The Spanish region of Murcia has started cultivating organic king oyster mushrooms. It is a local and fresh product that is normally only found in the wild. The king oyster mushroom, or Pleurotus eryngii, is the largest variety of the oyster mushroom family and grows originally in the Mediterranean.
The Councillor of Agriculture in Murcia, Miguel Ángel del Ámor, recently visited the only company dedicated to the cultivation of this mushroom variety, based in Cabezo de Torres.
The crop's cultivation "is carried out with residues from beer production, namely the barley or bagasse that remains after the cooking process. These residues serve as a breeding ground for the cultivation of organic oyster mushrooms," said del Amor.
Moreover, the crop leaves a residue in the soil (non-productive mycelium), which is very valuable for the environment. It can be used for soil cleaning and it has also been shown to serve as an effective nematicide (a plant protection product used to kill plant parasites).
The regional harvest of king oyster mushrooms amounts to around 90 kilos a week. The cultivation process is divided into three stages. The first stage is the preparation of a substrate which is made from a mixture based on bagasse. Special bags are filled with this substrate for the cultivation of mushrooms.

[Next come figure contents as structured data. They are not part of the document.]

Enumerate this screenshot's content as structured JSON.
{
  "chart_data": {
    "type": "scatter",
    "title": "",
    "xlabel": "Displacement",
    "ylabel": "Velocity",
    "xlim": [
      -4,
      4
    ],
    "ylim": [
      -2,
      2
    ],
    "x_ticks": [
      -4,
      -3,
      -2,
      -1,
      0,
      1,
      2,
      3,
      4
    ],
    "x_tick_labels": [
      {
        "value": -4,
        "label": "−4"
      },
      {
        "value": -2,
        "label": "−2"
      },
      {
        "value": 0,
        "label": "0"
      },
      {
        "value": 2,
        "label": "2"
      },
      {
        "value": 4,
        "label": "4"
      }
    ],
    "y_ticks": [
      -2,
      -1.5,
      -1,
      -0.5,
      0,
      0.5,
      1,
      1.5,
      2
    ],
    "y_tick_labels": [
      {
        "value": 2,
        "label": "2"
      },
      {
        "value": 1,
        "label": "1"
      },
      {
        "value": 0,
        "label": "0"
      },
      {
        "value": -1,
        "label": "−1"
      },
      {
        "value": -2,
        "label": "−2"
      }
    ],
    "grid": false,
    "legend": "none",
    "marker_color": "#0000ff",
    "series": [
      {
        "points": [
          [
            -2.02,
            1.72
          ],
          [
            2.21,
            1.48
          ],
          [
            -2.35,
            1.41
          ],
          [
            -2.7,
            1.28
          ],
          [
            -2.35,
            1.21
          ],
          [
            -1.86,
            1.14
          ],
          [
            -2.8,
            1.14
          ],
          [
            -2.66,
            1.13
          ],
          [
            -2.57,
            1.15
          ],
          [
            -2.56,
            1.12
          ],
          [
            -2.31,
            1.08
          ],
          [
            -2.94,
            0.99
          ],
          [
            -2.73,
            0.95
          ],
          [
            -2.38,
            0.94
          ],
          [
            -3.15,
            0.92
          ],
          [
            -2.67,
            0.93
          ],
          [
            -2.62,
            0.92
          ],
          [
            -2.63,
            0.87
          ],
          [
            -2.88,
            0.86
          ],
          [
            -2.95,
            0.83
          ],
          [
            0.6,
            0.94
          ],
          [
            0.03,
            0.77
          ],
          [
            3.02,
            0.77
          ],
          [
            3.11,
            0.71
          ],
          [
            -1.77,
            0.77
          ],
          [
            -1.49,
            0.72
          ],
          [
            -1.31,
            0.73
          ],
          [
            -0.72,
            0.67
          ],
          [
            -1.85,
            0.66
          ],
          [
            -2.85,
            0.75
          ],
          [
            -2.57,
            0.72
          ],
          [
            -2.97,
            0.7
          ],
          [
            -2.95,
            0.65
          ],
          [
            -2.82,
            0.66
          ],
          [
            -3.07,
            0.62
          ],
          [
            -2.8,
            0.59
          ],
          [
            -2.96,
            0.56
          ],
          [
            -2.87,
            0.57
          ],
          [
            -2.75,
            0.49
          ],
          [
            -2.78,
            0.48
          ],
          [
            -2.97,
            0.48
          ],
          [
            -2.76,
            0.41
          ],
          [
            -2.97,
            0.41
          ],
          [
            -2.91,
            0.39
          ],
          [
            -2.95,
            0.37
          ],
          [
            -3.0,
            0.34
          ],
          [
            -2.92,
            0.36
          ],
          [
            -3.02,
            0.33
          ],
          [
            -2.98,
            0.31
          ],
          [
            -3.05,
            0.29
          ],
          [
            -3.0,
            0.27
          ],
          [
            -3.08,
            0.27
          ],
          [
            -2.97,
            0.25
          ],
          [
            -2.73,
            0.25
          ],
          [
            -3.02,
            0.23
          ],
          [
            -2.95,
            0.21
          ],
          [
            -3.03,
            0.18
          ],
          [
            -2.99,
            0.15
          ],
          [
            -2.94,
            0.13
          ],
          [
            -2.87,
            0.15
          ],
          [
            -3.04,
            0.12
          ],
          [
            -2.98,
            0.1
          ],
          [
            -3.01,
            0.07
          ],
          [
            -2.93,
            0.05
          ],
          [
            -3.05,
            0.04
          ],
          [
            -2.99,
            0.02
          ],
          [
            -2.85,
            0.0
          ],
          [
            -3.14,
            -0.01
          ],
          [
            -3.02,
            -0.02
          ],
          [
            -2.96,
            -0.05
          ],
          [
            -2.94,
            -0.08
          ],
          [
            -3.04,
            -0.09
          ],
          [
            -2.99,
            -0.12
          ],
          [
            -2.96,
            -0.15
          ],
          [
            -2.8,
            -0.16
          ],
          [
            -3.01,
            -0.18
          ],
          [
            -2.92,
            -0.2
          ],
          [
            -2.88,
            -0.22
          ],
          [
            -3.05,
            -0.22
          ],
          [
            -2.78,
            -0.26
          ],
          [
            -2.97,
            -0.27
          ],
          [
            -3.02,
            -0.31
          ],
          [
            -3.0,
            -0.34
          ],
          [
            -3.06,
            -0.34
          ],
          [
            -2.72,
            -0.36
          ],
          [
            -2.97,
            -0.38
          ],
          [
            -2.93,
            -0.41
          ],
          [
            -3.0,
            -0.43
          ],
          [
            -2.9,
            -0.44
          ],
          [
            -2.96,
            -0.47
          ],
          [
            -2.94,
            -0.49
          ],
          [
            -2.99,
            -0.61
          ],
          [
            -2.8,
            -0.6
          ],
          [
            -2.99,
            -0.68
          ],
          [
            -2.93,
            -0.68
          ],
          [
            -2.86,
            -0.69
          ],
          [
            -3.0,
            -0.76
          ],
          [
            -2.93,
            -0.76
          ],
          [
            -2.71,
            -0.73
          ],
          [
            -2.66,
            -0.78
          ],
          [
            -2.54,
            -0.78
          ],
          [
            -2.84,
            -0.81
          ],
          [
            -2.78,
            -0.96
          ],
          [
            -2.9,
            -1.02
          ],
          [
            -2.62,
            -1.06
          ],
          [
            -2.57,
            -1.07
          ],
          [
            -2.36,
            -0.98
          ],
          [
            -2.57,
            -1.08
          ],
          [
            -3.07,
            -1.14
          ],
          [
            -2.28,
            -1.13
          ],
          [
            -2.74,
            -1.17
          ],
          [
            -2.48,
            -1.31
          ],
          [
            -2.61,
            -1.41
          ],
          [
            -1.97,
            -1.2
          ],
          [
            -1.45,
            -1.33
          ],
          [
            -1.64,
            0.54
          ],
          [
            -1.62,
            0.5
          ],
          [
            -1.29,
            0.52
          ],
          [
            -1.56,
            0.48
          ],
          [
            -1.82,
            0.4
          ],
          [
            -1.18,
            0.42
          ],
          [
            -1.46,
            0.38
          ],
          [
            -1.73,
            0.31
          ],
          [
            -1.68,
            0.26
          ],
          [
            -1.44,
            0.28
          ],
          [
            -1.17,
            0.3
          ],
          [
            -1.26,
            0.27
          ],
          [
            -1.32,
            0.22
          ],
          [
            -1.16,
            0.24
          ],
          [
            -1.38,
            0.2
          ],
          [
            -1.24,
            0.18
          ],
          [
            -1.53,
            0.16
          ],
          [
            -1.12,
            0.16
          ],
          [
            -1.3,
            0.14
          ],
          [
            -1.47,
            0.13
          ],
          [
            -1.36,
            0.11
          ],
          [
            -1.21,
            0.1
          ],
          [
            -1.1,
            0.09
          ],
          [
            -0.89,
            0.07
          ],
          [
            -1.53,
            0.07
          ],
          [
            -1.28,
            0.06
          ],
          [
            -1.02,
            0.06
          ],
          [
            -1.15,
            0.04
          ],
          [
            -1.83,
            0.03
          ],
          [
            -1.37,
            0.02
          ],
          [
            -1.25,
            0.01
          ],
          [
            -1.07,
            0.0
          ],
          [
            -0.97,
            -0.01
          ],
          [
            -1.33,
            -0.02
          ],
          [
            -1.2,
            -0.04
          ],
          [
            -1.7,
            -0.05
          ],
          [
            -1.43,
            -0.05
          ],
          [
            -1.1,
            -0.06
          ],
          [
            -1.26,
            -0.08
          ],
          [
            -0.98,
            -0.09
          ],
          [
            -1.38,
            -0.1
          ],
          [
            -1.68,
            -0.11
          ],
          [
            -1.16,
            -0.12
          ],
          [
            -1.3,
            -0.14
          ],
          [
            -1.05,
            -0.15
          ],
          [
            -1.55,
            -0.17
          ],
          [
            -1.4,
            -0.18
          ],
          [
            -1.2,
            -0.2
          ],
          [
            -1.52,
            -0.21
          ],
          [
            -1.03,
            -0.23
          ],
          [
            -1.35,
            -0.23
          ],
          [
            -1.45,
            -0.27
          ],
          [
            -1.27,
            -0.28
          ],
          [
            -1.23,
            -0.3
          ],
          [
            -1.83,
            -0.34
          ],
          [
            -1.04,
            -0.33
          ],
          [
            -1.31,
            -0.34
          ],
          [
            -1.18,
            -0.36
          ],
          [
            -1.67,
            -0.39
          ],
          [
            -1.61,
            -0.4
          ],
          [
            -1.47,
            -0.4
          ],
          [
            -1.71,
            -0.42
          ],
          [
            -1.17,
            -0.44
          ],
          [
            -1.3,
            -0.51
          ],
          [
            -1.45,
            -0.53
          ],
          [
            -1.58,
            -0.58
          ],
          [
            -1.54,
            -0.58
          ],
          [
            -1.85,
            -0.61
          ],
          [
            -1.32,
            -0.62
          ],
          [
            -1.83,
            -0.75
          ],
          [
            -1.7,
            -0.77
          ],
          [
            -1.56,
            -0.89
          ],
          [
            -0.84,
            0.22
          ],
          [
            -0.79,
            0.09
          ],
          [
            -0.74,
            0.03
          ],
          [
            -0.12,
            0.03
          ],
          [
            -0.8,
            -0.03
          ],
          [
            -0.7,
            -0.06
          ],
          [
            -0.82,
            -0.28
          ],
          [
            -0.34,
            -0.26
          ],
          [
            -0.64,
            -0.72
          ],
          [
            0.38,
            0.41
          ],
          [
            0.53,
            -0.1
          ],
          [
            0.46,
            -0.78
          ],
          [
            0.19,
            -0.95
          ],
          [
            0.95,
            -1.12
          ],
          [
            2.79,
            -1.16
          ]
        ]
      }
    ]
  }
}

Subsequently, the mycelium of the mushrooms is grown under a controlled temperature. This process lasts for between 35 and 45 days. During the growing stage, the temperature must stay between twelve and twenty degrees Celsius, with an air humidity of approximately 85%.
The king oyster mushroom is one of the most appreciated species in the culinary sector due to its taste and aroma. The product has a number of health properties. It "regulates cardiac activity, strengthens the immune system and converts proteins and fats into energy," said the regional councillor.
Both this and other similar varieties "offer enormous environmental benefits, since they contribute to the degradation of organic material and also serve as food. The product is therefore also treated as a potential tool for sustainable development," said del Amor.
The company also grows chestnut mushrooms, or Agrocybe aegerita. "The sodium content of this product is very low, but the high potassium content contributes to the degradation of liquids. Also, this mushroom is rich in fibers, minerals and vitamins," said the politician.